Haywood grinned and wagged a brow. “Ah, how incredibly fortunate that ferreting information is my specialty.”
“All right,” Drayton said, gaining his feet and gathering together all the papers on his desk. “Take a tilt at it, Haywood,” he added, handing it all over. “Let’s aim for placing our thieves firmly under the court’s thumb by noon today.”
“With extreme pleasure, your grace.”
He was just out the door, the ledgers and papers tucked under his arm, when Aubrey swallowed the last of his pastry and observed, “If the man ever actually focused all his abilities in a single direction for longer than a day, he’d own the world.”
Drayton nodded and grinned. “But that would please his family.”
“What he needs is a good woman to settle him down and make him focus.”
He considered the notion for a moment, then shook his head. “Our definition of what makes a woman good and his are wildly different.”

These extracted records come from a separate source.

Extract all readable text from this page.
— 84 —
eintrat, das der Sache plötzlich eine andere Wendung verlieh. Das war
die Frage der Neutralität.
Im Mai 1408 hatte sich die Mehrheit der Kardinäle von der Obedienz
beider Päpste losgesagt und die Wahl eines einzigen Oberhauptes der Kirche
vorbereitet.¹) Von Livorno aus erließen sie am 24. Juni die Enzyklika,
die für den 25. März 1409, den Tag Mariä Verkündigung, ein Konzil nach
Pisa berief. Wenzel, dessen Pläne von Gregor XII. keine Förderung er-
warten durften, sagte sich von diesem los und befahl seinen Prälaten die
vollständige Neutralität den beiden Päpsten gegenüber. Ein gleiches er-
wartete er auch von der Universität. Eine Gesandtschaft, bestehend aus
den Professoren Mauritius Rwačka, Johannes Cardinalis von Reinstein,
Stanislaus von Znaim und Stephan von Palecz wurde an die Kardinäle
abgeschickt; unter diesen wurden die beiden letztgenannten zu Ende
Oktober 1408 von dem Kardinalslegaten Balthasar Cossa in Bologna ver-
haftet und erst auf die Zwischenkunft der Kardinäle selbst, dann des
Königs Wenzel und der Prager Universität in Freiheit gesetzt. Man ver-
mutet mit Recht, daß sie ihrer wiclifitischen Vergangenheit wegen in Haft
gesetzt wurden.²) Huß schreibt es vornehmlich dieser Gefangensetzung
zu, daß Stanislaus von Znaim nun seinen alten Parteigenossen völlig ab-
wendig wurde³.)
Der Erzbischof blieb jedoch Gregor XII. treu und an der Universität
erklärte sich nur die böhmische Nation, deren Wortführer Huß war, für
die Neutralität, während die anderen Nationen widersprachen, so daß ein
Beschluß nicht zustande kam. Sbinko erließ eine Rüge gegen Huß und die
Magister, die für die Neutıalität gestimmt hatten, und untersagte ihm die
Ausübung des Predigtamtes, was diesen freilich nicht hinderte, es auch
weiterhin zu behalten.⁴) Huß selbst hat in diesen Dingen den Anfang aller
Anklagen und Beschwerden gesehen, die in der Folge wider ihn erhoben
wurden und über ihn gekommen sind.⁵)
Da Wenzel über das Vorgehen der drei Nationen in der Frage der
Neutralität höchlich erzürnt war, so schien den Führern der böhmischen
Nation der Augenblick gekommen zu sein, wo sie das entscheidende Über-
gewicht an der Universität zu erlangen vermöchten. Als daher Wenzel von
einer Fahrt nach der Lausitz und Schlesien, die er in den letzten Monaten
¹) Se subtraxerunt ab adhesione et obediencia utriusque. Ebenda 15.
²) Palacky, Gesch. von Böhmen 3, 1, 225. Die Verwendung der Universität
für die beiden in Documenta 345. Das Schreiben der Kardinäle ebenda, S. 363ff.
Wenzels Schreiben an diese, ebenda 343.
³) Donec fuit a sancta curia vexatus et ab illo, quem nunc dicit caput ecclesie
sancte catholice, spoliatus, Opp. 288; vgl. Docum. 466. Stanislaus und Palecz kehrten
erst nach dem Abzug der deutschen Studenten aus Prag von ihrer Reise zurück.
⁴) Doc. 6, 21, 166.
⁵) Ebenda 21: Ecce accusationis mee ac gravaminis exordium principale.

“Oh, I don’t know,” Aubrey countered with a laugh. “He seems to have an appreciation for Lady Caroline.”
Drayton blinked, not the least bit amused. “He hadn’t better.”
“Oh, not in his usual sense,” his friend hastened to assure him. “He actually seems to be in respectful awe of her.”
If Aubrey thought that possibility was any more acceptable than Caroline being another of Haywood’s casual
conquests . . . The matter needed to be addressed directly and seriously. “Has he put you up to making a petition on his behalf?”
“Not yet, but he’s decidedly heading that way.”
“Nip it before his feelings are bruised,” Drayton instructed, picking up his cup and saucer.
“Is that the guardian, the duke, or the man talking?”
He heard the edge in Aubrey’s tone and knew that an honest answer would earn him a few pearls of Aubrey’s Wisdom of the Peerage. It would be infinitely easier to lie, or even to hedge. But the very idea of finding himself having to contemplate an evasion . . . “All three,” he admitted, glaring down at his coffee.